Misalnya, 2022 terdata 43 kasus, terdiri dari kekerasan fisik 12, seksual 30, dan eksploitasi 1. Namun meningkat di tahun berikutnya, yakni 48. Terbagi dari kekerasan fisik 19, psikis 12, dan seksual 15. Dari dua tahun tersebut terdapat masing-masing 1 kasus penelantaran anak.
Terbaru di 2024, 58 kasus. Kekerasan fisik 18, psikis 1, seksual 36, sementara penelantaran anak 3. Maka, ditotalnya ada 149 perkara. Hal tersebut menuai tanggapan dari Korps Pergerakan Mahasiswa Islam Indonesia Putri (KOPRI).
Ketua KOPRI Halmahera Selatan, Dini Andriani Muhamad menuturkan, kasus kekerasan yang dialami perempuan dan anak terus meningkat dari tahun ke tahun, karena lemahnya penegakan hukum yang tidak setimpal terhadap pelaku.

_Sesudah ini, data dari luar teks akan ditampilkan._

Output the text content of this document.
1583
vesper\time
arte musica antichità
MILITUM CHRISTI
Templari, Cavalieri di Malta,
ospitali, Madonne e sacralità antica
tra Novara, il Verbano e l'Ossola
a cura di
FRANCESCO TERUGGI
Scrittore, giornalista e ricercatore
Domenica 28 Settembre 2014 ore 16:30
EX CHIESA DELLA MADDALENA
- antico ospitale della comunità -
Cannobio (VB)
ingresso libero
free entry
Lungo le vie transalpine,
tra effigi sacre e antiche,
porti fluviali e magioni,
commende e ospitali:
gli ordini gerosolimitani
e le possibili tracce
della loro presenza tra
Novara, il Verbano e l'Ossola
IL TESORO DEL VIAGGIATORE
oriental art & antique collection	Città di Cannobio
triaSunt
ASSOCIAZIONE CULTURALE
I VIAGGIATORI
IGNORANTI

“Sehingga para predator kekerasan tak merasa takut melakukan kejahatan kekerasan terhadap perempuan dan anak,” kata Dini dalam keterangannya, Selasa (21/1/2025).
Dini menyebut kinerja penegakan hukum dan DP3AKB selaku pihak yang memiliki kewenangan tidak berdaya menghadapi pelaku kejahatan. Mestinya, dikatakannya, bukan hanya sekedar mencatat kasus maupun memberikan perlindungan kepada perempuan dan anak.
Lebih lanjut, menurutnya, harus mengambil langkah pencegahan. Aktif melakukan sosialisasi di tingkat bawah karena kasus kekerasan banyak terjadi di desa-desa.
“Sosialisasi terkait kasus kekerasan dan perlindungan anak harus merata. Saya lihat kebanyakan kasus terjadi dipelosok desa, ini membuktikan bahwa jangkauan DP3AKB tidak sampai pada akar rumput,” pungkasnya.